Taberani, Malik Ebu’s-Saib radıyallahu anh’den şöyle rivayet
etti:
مَرَّ النَّبِيُّ صَلَّى اللهُ عَلَيْهِ وَسَلَّمَ
عَلَى بِئْرٍ وَإِذَا فِيهَا أَسْوَدٌ مَيِّتٌ قَالَ فَأَشْرَفَ فِي الْبِئْرِ فَإِذَا
هُوَ مُلْقًى فِي الْبِئْرِ فَسَأَلَ النَّبِيُّ صَلَّى اللهُ عَلَيْهِ وَسَلَّمَ مَا
لَهُ مُلْقًى فِي الْبِئْرِ؟ قَالُوا يَا رَسُولَ اللهِ إِنَّهُ كَانَ جَافِيَ الدِّينِ
يُصَلِّي أَحْيَانًا وَأَحْيَانًا لَا يُصَلِّي قَالَ وَيْحَكُمْ أَخْرِجُوهُ فَأَمَرَ
بِهِ النَّبِيُّ صَلَّى اللهُ عَلَيْهِ وَسَلَّمَ فَغُسِّلَ وَكُفِّنَ وَقَالَ احْمِلُوهُ
وَقَالَ لَقَدْ كَادَتِ الْمَلَائِكَةُ أَنْ تَسْبِقَنَا قَالَ وَصَلَّى عَلَيْهِ
“Nebî sallallahu aleyhi ve sellem bir kuyuya uğradı. Ora
ölmüş bir zencî gördü. Buyurdu ki:
“O neden kuyuya atılmış?” Dediler ki: “Ey Allah’ın rasulü! O
dinden uzaktı. Bazen namaz kılar, bazen kılmazdı.” Rasulullah sallallahu aleyhi
ve sellem buyurdu ki:
“Yazıklar olsun size! Onu çıkarın!” Nebî sallallahu aleyhi
ve sellem onun yıkanıp kefenlenmesini emretti ve buyurdu ki:
“Onu taşıyın! Az daha melekler bizden önce davranacaklardı.”
Onun cenaze namazını kıldı.”[5]
Heysemi dedi ki: “İsnadında yer alan Atâ (b. es-Saib)

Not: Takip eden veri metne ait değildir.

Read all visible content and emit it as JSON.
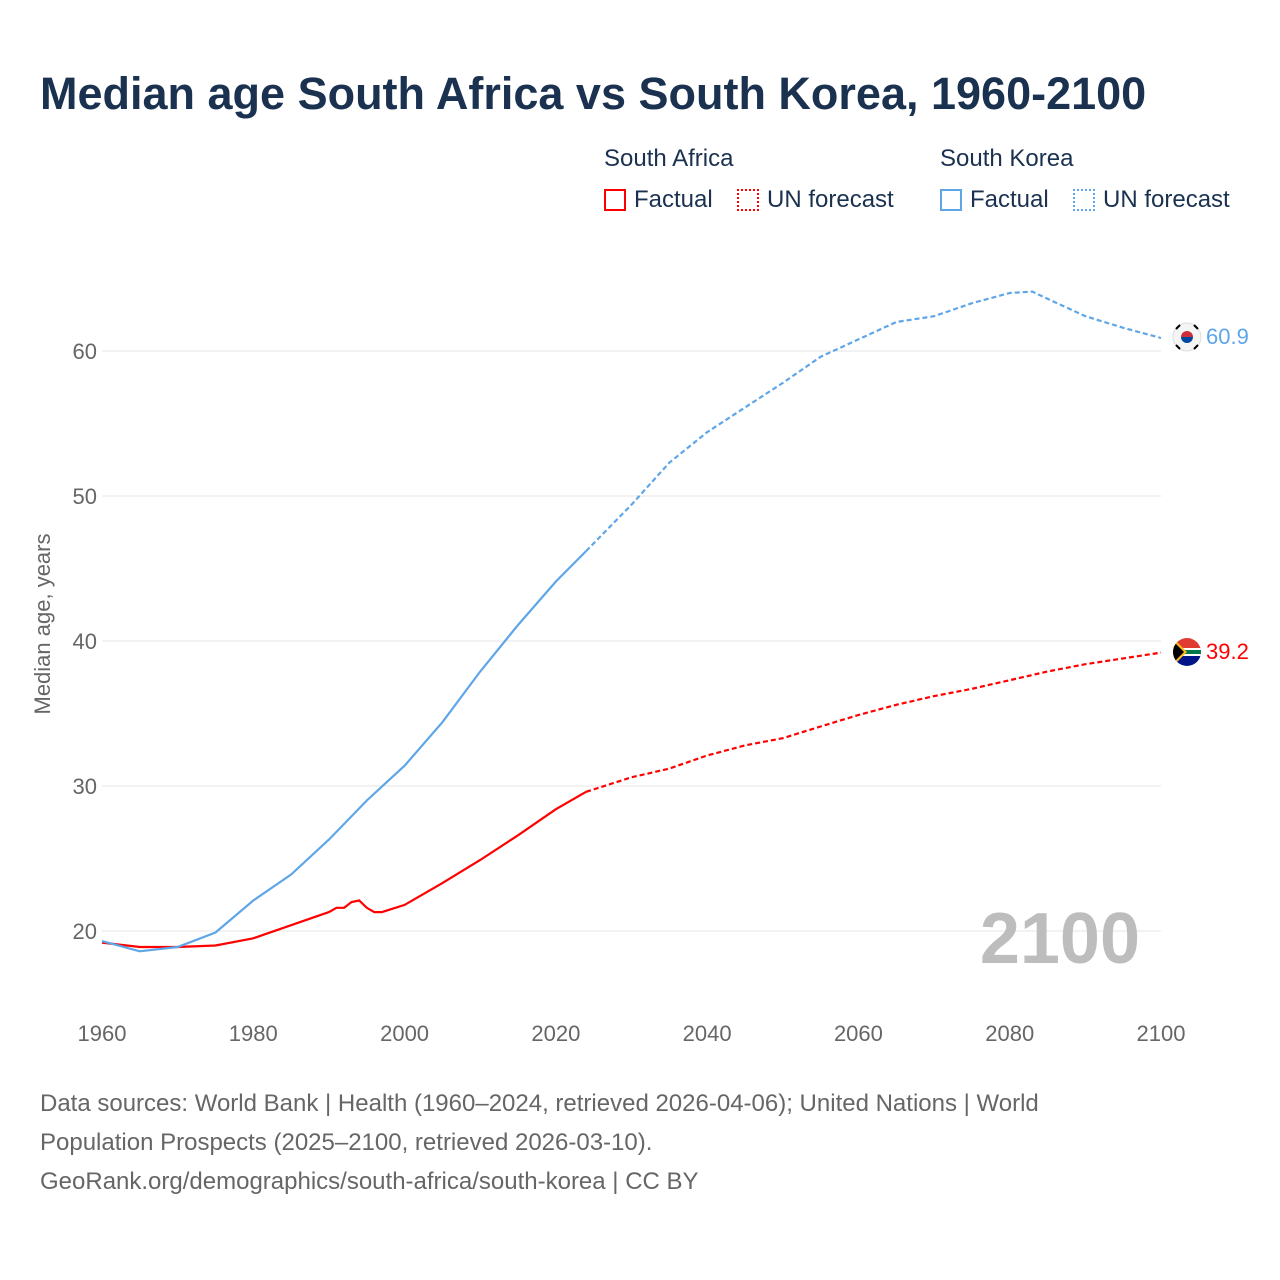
{
  "chart_data": {
    "type": "line",
    "title": "Median age South Africa vs South Korea, 1960-2100",
    "ylabel": "Median age, years",
    "xlabel": "",
    "xlim": [
      1960,
      2100
    ],
    "ylim": [
      15,
      68
    ],
    "x_ticks": [
      "1960",
      "1980",
      "2000",
      "2020",
      "2040",
      "2060",
      "2080",
      "2100"
    ],
    "y_ticks": [
      "20",
      "30",
      "40",
      "50",
      "60"
    ],
    "grid": true,
    "year_watermark": "2100",
    "forecast_start": 2024,
    "legend": {
      "groups": [
        {
          "name": "South Africa",
          "factual": "Factual",
          "forecast": "UN forecast",
          "color": "#ff0000"
        },
        {
          "name": "South Korea",
          "factual": "Factual",
          "forecast": "UN forecast",
          "color": "#5ea6e8"
        }
      ]
    },
    "series": [
      {
        "name": "South Africa",
        "color": "#ff0000",
        "end_label": "39.2",
        "x": [
          1960,
          1965,
          1970,
          1975,
          1980,
          1985,
          1990,
          1991,
          1992,
          1993,
          1994,
          1995,
          1996,
          1997,
          2000,
          2005,
          2010,
          2015,
          2020,
          2024,
          2030,
          2035,
          2040,
          2045,
          2050,
          2055,
          2060,
          2065,
          2070,
          2075,
          2080,
          2085,
          2090,
          2095,
          2100
        ],
        "values": [
          19.2,
          18.9,
          18.9,
          19.0,
          19.5,
          20.4,
          21.3,
          21.6,
          21.6,
          22.0,
          22.1,
          21.6,
          21.3,
          21.3,
          21.8,
          23.3,
          24.9,
          26.6,
          28.4,
          29.6,
          30.6,
          31.2,
          32.1,
          32.8,
          33.3,
          34.1,
          34.9,
          35.6,
          36.2,
          36.7,
          37.3,
          37.9,
          38.4,
          38.8,
          39.2
        ]
      },
      {
        "name": "South Korea",
        "color": "#5ea6e8",
        "end_label": "60.9",
        "x": [
          1960,
          1965,
          1970,
          1975,
          1980,
          1985,
          1990,
          1995,
          2000,
          2005,
          2010,
          2015,
          2020,
          2024,
          2030,
          2035,
          2040,
          2045,
          2050,
          2055,
          2060,
          2065,
          2070,
          2075,
          2080,
          2083,
          2085,
          2090,
          2095,
          2100
        ],
        "values": [
          19.3,
          18.6,
          18.9,
          19.9,
          22.1,
          23.9,
          26.3,
          29.0,
          31.4,
          34.4,
          37.9,
          41.1,
          44.1,
          46.2,
          49.4,
          52.3,
          54.4,
          56.1,
          57.8,
          59.6,
          60.8,
          62.0,
          62.4,
          63.3,
          64.0,
          64.1,
          63.6,
          62.4,
          61.6,
          60.9
        ]
      }
    ]
  },
  "footer": {
    "line1": "Data sources: World Bank | Health (1960–2024, retrieved 2026-04-06); United Nations | World",
    "line2": "Population Prospects (2025–2100, retrieved 2026-03-10).",
    "line3": "GeoRank.org/demographics/south-africa/south-korea | CC BY"
  }
}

hakkında eleştiri vardır. Ondan rivayette bulunan (Muhammed b. Temmam) tanınmıyor.”[6]
Derim ki: Bunun şahidi Taberânî’nin Mu'cemu'l-Evsat’ta Enes
radıyallahu anh’den şu rivayetidir:
أَنَّ النَّبِيَّ صَلَّى اللهُ عَلَيْهِ وَسَلَّمَ
مَرَّ فِي بَعْضِ سِكَكِ الْمَدِينَةِ فَرَأَى رَجُلًا أَسْوَدَ مَيِّتًا قَدْ رَمَوْا
بِهِ فِي الطَّرِيقِ فَسَأَلَ بَعْضَ مَنْ ثَمَّ عَنْهُ فَقَالَ مَمْلُوكُ مَنْ هَذَا؟
فَقَالَ مَمْلُوكٌ لِآلِ فُلَانٍ فَقَالَ أَكُنْتُمْ تَرَوْنَهُ يُصَلِّي؟ فَقَالُوا
كُنَّا نَرَاهُ أَحْيَانًا يُصَلِّي وَأَحْيَانًا لَا يُصَلِّي فَقَالَ قُومُوا فَاغْسِلُوهُ
وَكَفِّنُوهُ فَقَامُوا فَغَسَّلُوهُ وَكَفَّنُوهُ وَقَامَ رَسُولُ اللَّهِ صَلَّى
اللهُ عَلَيْهِ وَسَلَّمَ فَصَلَّى عَلَيْهِ فَلَمَّا كَبَّرَ قَالَ سُبْحَانَ اللَّهِ
سُبْحَانَ اللَّهِ؟ فَلَمَّا قَضَى رَسُولُ
اللَّهِ صَلَّى اللهُ عَلَيْهِ وَسَلَّمَ صَلَاتَهُ قَالَ لَهُ أَصْحَابُهُ يَا رَسُولَ
اللَّهِ سَمِعْنَاكَ كُلَّمَا كَبَّرْتَ تَقُولُ سُبْحَانَ اللَّهِ سُبْحَانَ اللَّهِ
فَلِمَ قُلْتَ سُبْحَانَ اللَّهِ سُبْحَانَ اللَّهِ؟ فَقَالَ كَادَتِ الْمَلَائِكَةُ
أَنْ تُحُولَ بَيْنِي وَبَيْنَهُ مِنْ كَثْرَةِ مَا صَلَّوْا عَلَيْهِ
“Nebî sallallahu aleyhi ve sellem Medine’nin sokaklarından
birinden geçtiğinde ölmüş bir zenci adam gördü. Onu yola atmışlardı.
Yanındakilerden birine:
“Bu kimin kölesiydi?” dedi. O da: “Falan oğullarının kölesi
idi.” Rasulullah sallallahu aleyhi ve sellem:
“Onu namaz kılarken gördünüz mü?” buyurdu. Dediler
ki: “Bazen namaz kıldığını, bazen kılmadığını görürdük.” Rasulullah sallallahu
aleyhi ve sellem buyurdu ki:
“Kalkın ve onun cenazesini yıkayıp kefenleyin.” Onlar da kalkıp yıkadılar ve kefenlediler. Rasulullah sallallahu aleyhi ve sellem kalkıp onun cenaze namazını kıldırdı. Tekbir alınca
“Subhanallah! Subhanallah!” dedi. Rasulullah sallallahu aleyhi ve sellem namazı bitirince ashabı dediler ki: “Ey Allah’ın rasulü! Her tekbir aldığında “Subhanallah! Subhanallah” dediğini işittik. Neden Subhanallah! Subhanallah!” dedin?” Buyurdu ki:
“Onun cenaze namazını kılan meleklerin çokluğundan dolayı
neredeyse benimle onun arasına gireceklerdi.”[7]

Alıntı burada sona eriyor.